Ivory non prestò la minima attenzione alle parole dell'altro, troppo impegnato a civettare con una mezz'elfa filiforme dai grandi occhi grigi e i lunghi capelli blu; le sorrise e la ragazza ricambiò il sorriso, arrossendo violentemente.
«Mi stai ascoltando?» lo richiamò all'attenzione Brandbury, dandogli un colpetto sul gomito.
«Sì, Brand» sospirò l'altro senza nemmeno voltarsi, «Stai facendo il melodrammatico come tuo solito.»
«Il melodrammatico?» esclamò sconvolto Brandbury, «Stai per affrontare un torneo contro i migliori tra i guerrieri di Actardion: i più forti, i più astuti, i più brutali e i più sanguinari!»
«E allora?» lo interruppe bruscamente Ivory, stanco dello sproloquio dell'amico. Brandbury sapeva essere davvero logorroico e asfissiante, soprattutto quando non era d'accordo sulle sue scelte, ovvero la maggior parte delle volte.

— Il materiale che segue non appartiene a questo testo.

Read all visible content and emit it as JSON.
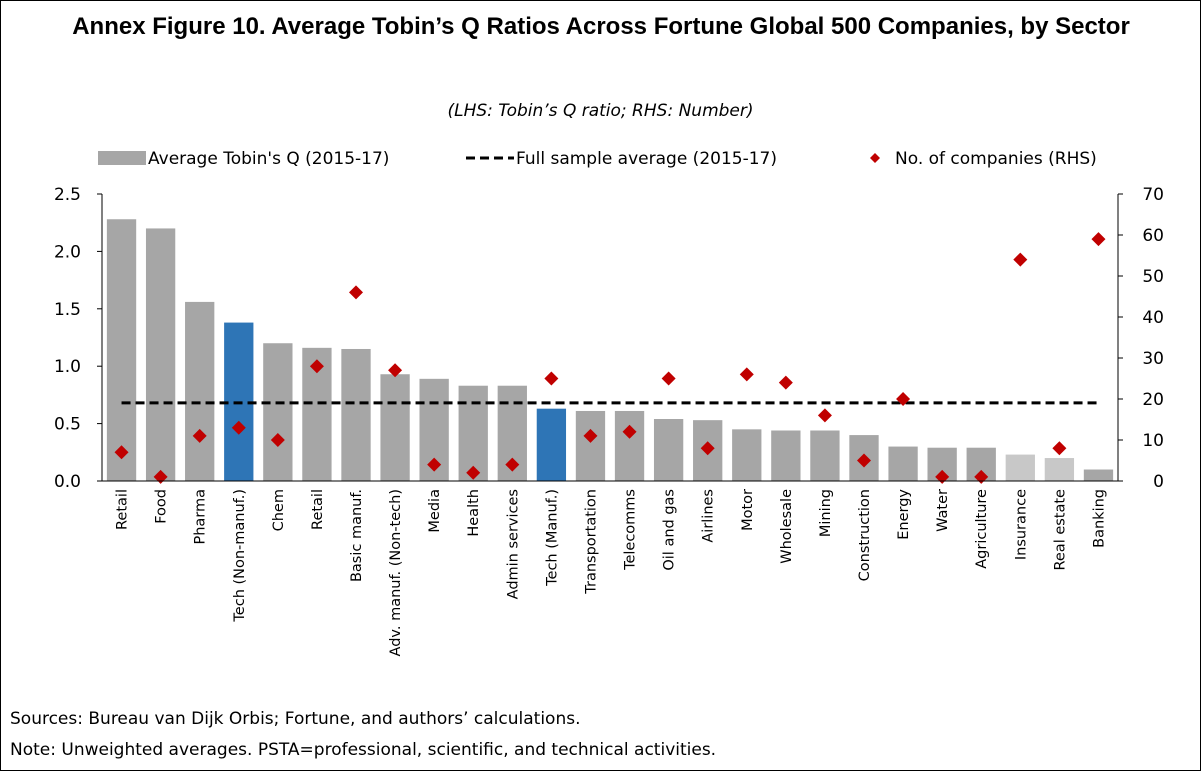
{
  "chart_data": {
    "type": "bar",
    "title": "Annex Figure 10. Average Tobin’s Q Ratios Across Fortune Global 500 Companies, by Sector",
    "subtitle": "(LHS: Tobin’s Q ratio; RHS: Number)",
    "categories": [
      "Retail",
      "Food",
      "Pharma",
      "Tech (Non-manuf.)",
      "Chem",
      "Retail",
      "Basic manuf.",
      "Adv. manuf. (Non-tech)",
      "Media",
      "Health",
      "Admin services",
      "Tech (Manuf.)",
      "Transportation",
      "Telecomms",
      "Oil and gas",
      "Airlines",
      "Motor",
      "Wholesale",
      "Mining",
      "Construction",
      "Energy",
      "Water",
      "Agriculture",
      "Insurance",
      "Real estate",
      "Banking"
    ],
    "series": [
      {
        "name": "Average Tobin's Q (2015-17)",
        "type": "bar",
        "color": "#a6a6a6",
        "colors": [
          "#a6a6a6",
          "#a6a6a6",
          "#a6a6a6",
          "#2e75b6",
          "#a6a6a6",
          "#a6a6a6",
          "#a6a6a6",
          "#a6a6a6",
          "#a6a6a6",
          "#a6a6a6",
          "#a6a6a6",
          "#2e75b6",
          "#a6a6a6",
          "#a6a6a6",
          "#a6a6a6",
          "#a6a6a6",
          "#a6a6a6",
          "#a6a6a6",
          "#a6a6a6",
          "#a6a6a6",
          "#a6a6a6",
          "#a6a6a6",
          "#a6a6a6",
          "#c8c8c8",
          "#c8c8c8",
          "#a6a6a6"
        ],
        "values": [
          2.28,
          2.2,
          1.56,
          1.38,
          1.2,
          1.16,
          1.15,
          0.93,
          0.89,
          0.83,
          0.83,
          0.63,
          0.61,
          0.61,
          0.54,
          0.53,
          0.45,
          0.44,
          0.44,
          0.4,
          0.3,
          0.29,
          0.29,
          0.23,
          0.2,
          0.1
        ]
      },
      {
        "name": "Full sample average (2015-17)",
        "type": "line",
        "color": "#000000",
        "value": 0.68
      },
      {
        "name": "No. of companies (RHS)",
        "type": "scatter",
        "color": "#c00000",
        "axis": "y2",
        "values": [
          7,
          1,
          11,
          13,
          10,
          28,
          46,
          27,
          4,
          2,
          4,
          25,
          11,
          12,
          25,
          8,
          26,
          24,
          16,
          5,
          20,
          1,
          1,
          54,
          8,
          59
        ]
      }
    ],
    "ylim": [
      0,
      2.5
    ],
    "yticks": [
      {
        "value": 0,
        "label": "0.0"
      },
      {
        "value": 0.5,
        "label": "0.5"
      },
      {
        "value": 1,
        "label": "1.0"
      },
      {
        "value": 1.5,
        "label": "1.5"
      },
      {
        "value": 2,
        "label": "2.0"
      },
      2.5
    ],
    "y2lim": [
      0,
      70
    ],
    "y2ticks": [
      0,
      10,
      20,
      30,
      40,
      50,
      60,
      70
    ],
    "legend": "top",
    "sources": "Sources: Bureau van Dijk Orbis; Fortune, and authors’ calculations.",
    "note": "Note: Unweighted averages. PSTA=professional, scientific, and technical activities."
  }
}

«Stai volontariamente andando verso il suicidio!»
«Non è uno scontro all'ultimo sangue e per quanto possano essere brutali e sanguinari i miei avversari sono capace di tenerli testa. Non è la cosa più spaventosa e letale che ho affrontato fino ad adesso, so come si combatte e mi sembra di cavarmela anche discretamente. Quindi smettila di preoccuparti per me!»
Ivory e Brandbury erano cresciuti assieme: la madre di quest'ultimo aveva avuto pietà di lui quando l'aveva trovato solo, infreddolito e affamato in mezzo a una strada, abbandonato dai suoi simili ed evitato come una malattia contagiosa dagli uomini; per Sarah, invece, Ivory era sempre stato solo un bambino, in quel momento bisognoso di un pasto caldo e di un letto confortevole. L'aveva preso con sé, sotto il suo tetto, e l'aveva allevato come fosse stato figlio suo, nonostante il colore così chiaro della pelle, inconsueto anche per la razza degli Elfi.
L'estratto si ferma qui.